Все это я узнал из толстого досье с ксерокопиями газетных вырезок о процессе Демьянюка, которое купил в редакции англоязычной израильской газеты «Джерузалем пост», – по дороге из аэропорта раскрыл свежую газету и увидел его рекламу, после чего, забросив чемодан в гостиницу, я поменял планы – вместо того чтобы позвонить Аптеру и назначить встречу под вечер, поехал на такси прямо в редакцию. Затем, прежде чем отправиться в иерусалимский ресторан, где мы должны были поужинать с Аароном, я внимательно прочел несколько сот вырезок, накопленных за десять лет с момента, когда правительство США подало в Кливлендский окружной суд иск о лишении Демьянюка гражданства за ложные сведения о местонахождении во время Второй мировой войны, представленные им при подаче заявления на визу.

Читал я за столиком в саду во внутреннем дворике отеля «Американская колония». Обычно я останавливался в квартале Мишкенот-Шаананим, в гостевом доме для заезжих ученых и творческих людей, принадлежавшем «Иерусалимскому фонду» местного мэра, – то есть в здании, которое находилось в каких-то двухстах метрах от отеля «Царь Давид». Я заранее, за несколько месяцев, застолбил там апартаменты для январской поездки, но за день до отъезда из Лондона отменил заказ и забронировал номер в «Американской колонии» – отеле с арабской обслугой на другом конце Иерусалима, практически у той границы, которая до 1968 года отделяла иорданский Иерусалим от израильского, и всего в нескольких кварталах от того района арабского Старого города, где в последние недели спорадически возникали стычки с полицией. Я объяснил Клэр, что сменил отель, дабы держаться подальше от другого Филипа Рота, если тот, не посчитавшись с опровержением в газете, до сих пор ошивается в Иерусалиме и проживает в «Царе Давиде» под моим именем.
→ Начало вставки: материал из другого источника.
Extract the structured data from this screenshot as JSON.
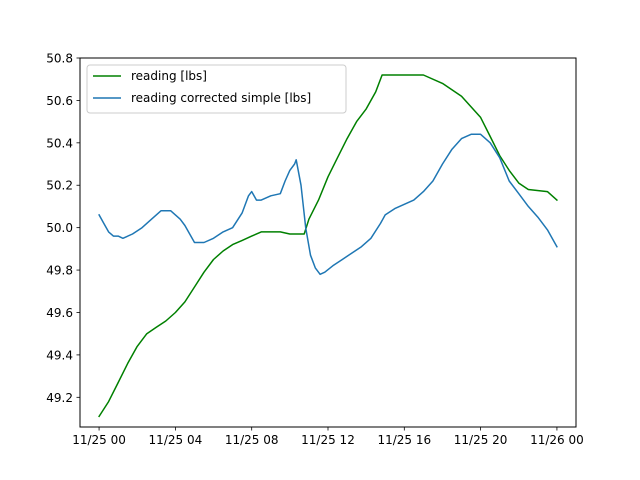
{
  "chart_data": {
    "type": "line",
    "title": "",
    "xlabel": "",
    "ylabel": "",
    "legend_position": "upper-left",
    "grid": false,
    "xlim": [
      "11/24 23:00",
      "11/26 01:00"
    ],
    "ylim": [
      49.06,
      50.8
    ],
    "x_ticks": [
      "11/25 00",
      "11/25 04",
      "11/25 08",
      "11/25 12",
      "11/25 16",
      "11/25 20",
      "11/26 00"
    ],
    "y_ticks": [
      "49.2",
      "49.4",
      "49.6",
      "49.8",
      "50.0",
      "50.2",
      "50.4",
      "50.6",
      "50.8"
    ],
    "series": [
      {
        "name": "reading [lbs]",
        "color": "#008000",
        "points": [
          [
            "11/25 00:00",
            49.11
          ],
          [
            "11/25 00:30",
            49.18
          ],
          [
            "11/25 01:00",
            49.27
          ],
          [
            "11/25 01:30",
            49.36
          ],
          [
            "11/25 02:00",
            49.44
          ],
          [
            "11/25 02:30",
            49.5
          ],
          [
            "11/25 03:00",
            49.53
          ],
          [
            "11/25 03:30",
            49.56
          ],
          [
            "11/25 04:00",
            49.6
          ],
          [
            "11/25 04:30",
            49.65
          ],
          [
            "11/25 05:00",
            49.72
          ],
          [
            "11/25 05:30",
            49.79
          ],
          [
            "11/25 06:00",
            49.85
          ],
          [
            "11/25 06:30",
            49.89
          ],
          [
            "11/25 07:00",
            49.92
          ],
          [
            "11/25 07:30",
            49.94
          ],
          [
            "11/25 08:00",
            49.96
          ],
          [
            "11/25 08:30",
            49.98
          ],
          [
            "11/25 09:00",
            49.98
          ],
          [
            "11/25 09:30",
            49.98
          ],
          [
            "11/25 10:00",
            49.97
          ],
          [
            "11/25 10:30",
            49.97
          ],
          [
            "11/25 10:45",
            49.97
          ],
          [
            "11/25 11:00",
            50.04
          ],
          [
            "11/25 11:30",
            50.13
          ],
          [
            "11/25 12:00",
            50.24
          ],
          [
            "11/25 12:30",
            50.33
          ],
          [
            "11/25 13:00",
            50.42
          ],
          [
            "11/25 13:30",
            50.5
          ],
          [
            "11/25 14:00",
            50.56
          ],
          [
            "11/25 14:30",
            50.64
          ],
          [
            "11/25 14:50",
            50.72
          ],
          [
            "11/25 16:00",
            50.72
          ],
          [
            "11/25 17:00",
            50.72
          ],
          [
            "11/25 18:00",
            50.68
          ],
          [
            "11/25 19:00",
            50.62
          ],
          [
            "11/25 20:00",
            50.52
          ],
          [
            "11/25 20:30",
            50.43
          ],
          [
            "11/25 21:00",
            50.34
          ],
          [
            "11/25 21:30",
            50.27
          ],
          [
            "11/25 22:00",
            50.21
          ],
          [
            "11/25 22:30",
            50.18
          ],
          [
            "11/25 23:30",
            50.17
          ],
          [
            "11/26 00:00",
            50.13
          ]
        ]
      },
      {
        "name": "reading corrected simple [lbs]",
        "color": "#1f77b4",
        "points": [
          [
            "11/25 00:00",
            50.06
          ],
          [
            "11/25 00:15",
            50.02
          ],
          [
            "11/25 00:30",
            49.98
          ],
          [
            "11/25 00:45",
            49.96
          ],
          [
            "11/25 01:00",
            49.96
          ],
          [
            "11/25 01:15",
            49.95
          ],
          [
            "11/25 01:45",
            49.97
          ],
          [
            "11/25 02:15",
            50.0
          ],
          [
            "11/25 02:45",
            50.04
          ],
          [
            "11/25 03:00",
            50.06
          ],
          [
            "11/25 03:15",
            50.08
          ],
          [
            "11/25 03:45",
            50.08
          ],
          [
            "11/25 04:00",
            50.06
          ],
          [
            "11/25 04:15",
            50.04
          ],
          [
            "11/25 04:30",
            50.01
          ],
          [
            "11/25 04:45",
            49.97
          ],
          [
            "11/25 05:00",
            49.93
          ],
          [
            "11/25 05:30",
            49.93
          ],
          [
            "11/25 06:00",
            49.95
          ],
          [
            "11/25 06:30",
            49.98
          ],
          [
            "11/25 07:00",
            50.0
          ],
          [
            "11/25 07:30",
            50.07
          ],
          [
            "11/25 07:50",
            50.15
          ],
          [
            "11/25 08:00",
            50.17
          ],
          [
            "11/25 08:15",
            50.13
          ],
          [
            "11/25 08:30",
            50.13
          ],
          [
            "11/25 09:00",
            50.15
          ],
          [
            "11/25 09:30",
            50.16
          ],
          [
            "11/25 09:45",
            50.22
          ],
          [
            "11/25 10:00",
            50.27
          ],
          [
            "11/25 10:15",
            50.3
          ],
          [
            "11/25 10:20",
            50.32
          ],
          [
            "11/25 10:35",
            50.2
          ],
          [
            "11/25 10:50",
            50.0
          ],
          [
            "11/25 11:05",
            49.87
          ],
          [
            "11/25 11:20",
            49.81
          ],
          [
            "11/25 11:35",
            49.78
          ],
          [
            "11/25 11:50",
            49.79
          ],
          [
            "11/25 12:15",
            49.82
          ],
          [
            "11/25 12:45",
            49.85
          ],
          [
            "11/25 13:15",
            49.88
          ],
          [
            "11/25 13:45",
            49.91
          ],
          [
            "11/25 14:15",
            49.95
          ],
          [
            "11/25 14:45",
            50.02
          ],
          [
            "11/25 15:00",
            50.06
          ],
          [
            "11/25 15:30",
            50.09
          ],
          [
            "11/25 16:30",
            50.13
          ],
          [
            "11/25 17:00",
            50.17
          ],
          [
            "11/25 17:30",
            50.22
          ],
          [
            "11/25 18:00",
            50.3
          ],
          [
            "11/25 18:30",
            50.37
          ],
          [
            "11/25 19:00",
            50.42
          ],
          [
            "11/25 19:30",
            50.44
          ],
          [
            "11/25 20:00",
            50.44
          ],
          [
            "11/25 20:30",
            50.4
          ],
          [
            "11/25 21:00",
            50.33
          ],
          [
            "11/25 21:30",
            50.22
          ],
          [
            "11/25 22:00",
            50.16
          ],
          [
            "11/25 22:30",
            50.1
          ],
          [
            "11/25 23:00",
            50.05
          ],
          [
            "11/25 23:30",
            49.99
          ],
          [
            "11/26 00:00",
            49.91
          ]
        ]
      }
    ]
  }
}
Если я буду жить в арабском отеле, сказал я ей, то вероятность пересечься с ним будет сведена до минимума, а ведь Клэр сама остерегала меня от безрассудных попыток приблизить встречу. «А вероятность погибнуть под градом камней, – ответила Клэр, – возрастет до максимума». – «Послушай, – возразил я, – в „Американской колонии“ я буду жить почти что инкогнито, и на данный момент это самая мудрая, наименее провокационная, самая благоразумная стратегия». – «Нет, самая мудрая стратегия – пригласить Аарона, он может занять нашу комнату для гостей – пусть приедет и поживет с тобой в Лондоне». Собственно, мы с Клэр уезжали в один и тот же день: я – в Израиль, она – в Африку, в Кению, на киносъемки; вот я и сказал ей, когда мы прощались в аэропорту Хитроу, что на улицах Найроби вероятность попасть на ужин льву не больше, чем попасть в беду в первоклассном отеле на краю Восточного Иерусалима. Клэр мрачно покачала головой и отправилась в Кению.

Дочитав до статьи за прошлую неделю – там была просьба адвоката Йорама Шефтеля приобщить к делу на финальной стадии процесса десять новых документов в качестве доказательств, – я призадумался: а если именно на процессе Демьянюка самозванец впервые догадался притвориться мной, и надоумила его проблема идентичности – главная загвоздка этого судебного дела? А может, все было иначе: он сознательно решил пощеголять в чужой маске на судебном процессе, который пространно освещает пресса – это же отличный шанс попиариться. Какая гнусность, подумал я, выкинуть этот безумный фортель в самом разгаре столь мрачного и трагического судебного разбирательства; так я подумал и – если честно, впервые в жизни – поймал себя на возмущении, которое наверняка с самого начала обуяло бы тех, кто не разделяет мой профессиональный интерес к подобным махинациям; я возмутился не только тем, что самозванец по неведомой причине вздумал публично переплести мою судьбу со своей, но и его решением проделать это именно здесь.

В тот вечер за ужином у меня не раз появлялась мысль: а не попросить ли Аарона порекомендовать мне какого-нибудь иерусалимского юриста, который проконсультирует меня насчет моей проблемы? Но я по большей части отмалчивался, пока Аарон рассказывал о своей недавней гостье – француженке, университетской преподавательнице, замужней матери двоих детей, которую, когда она была новорожденным младенцем, нашли на погосте одной парижской церкви всего за несколько месяцев до освобождения города союзниками в 1944 году. Приемные родители воспитали ее в католической вере, но несколько лет назад она пришла к выводу, что на самом деле ведет род от евреев и настоящие родители, евреи, скрывавшиеся где-то в Париже, подкинули ее к церкви, чтобы малышку не сочли еврейкой и не воспитали в еврейских традициях. Догадка появилась у нее во время войны в Ливане, когда все вокруг, в том числе ее муж и дети, осуждали израильтян, называли убийцами и преступниками, а она вдруг обнаружила, что запальчиво оправдывает их – в одиночку, под градом нападок.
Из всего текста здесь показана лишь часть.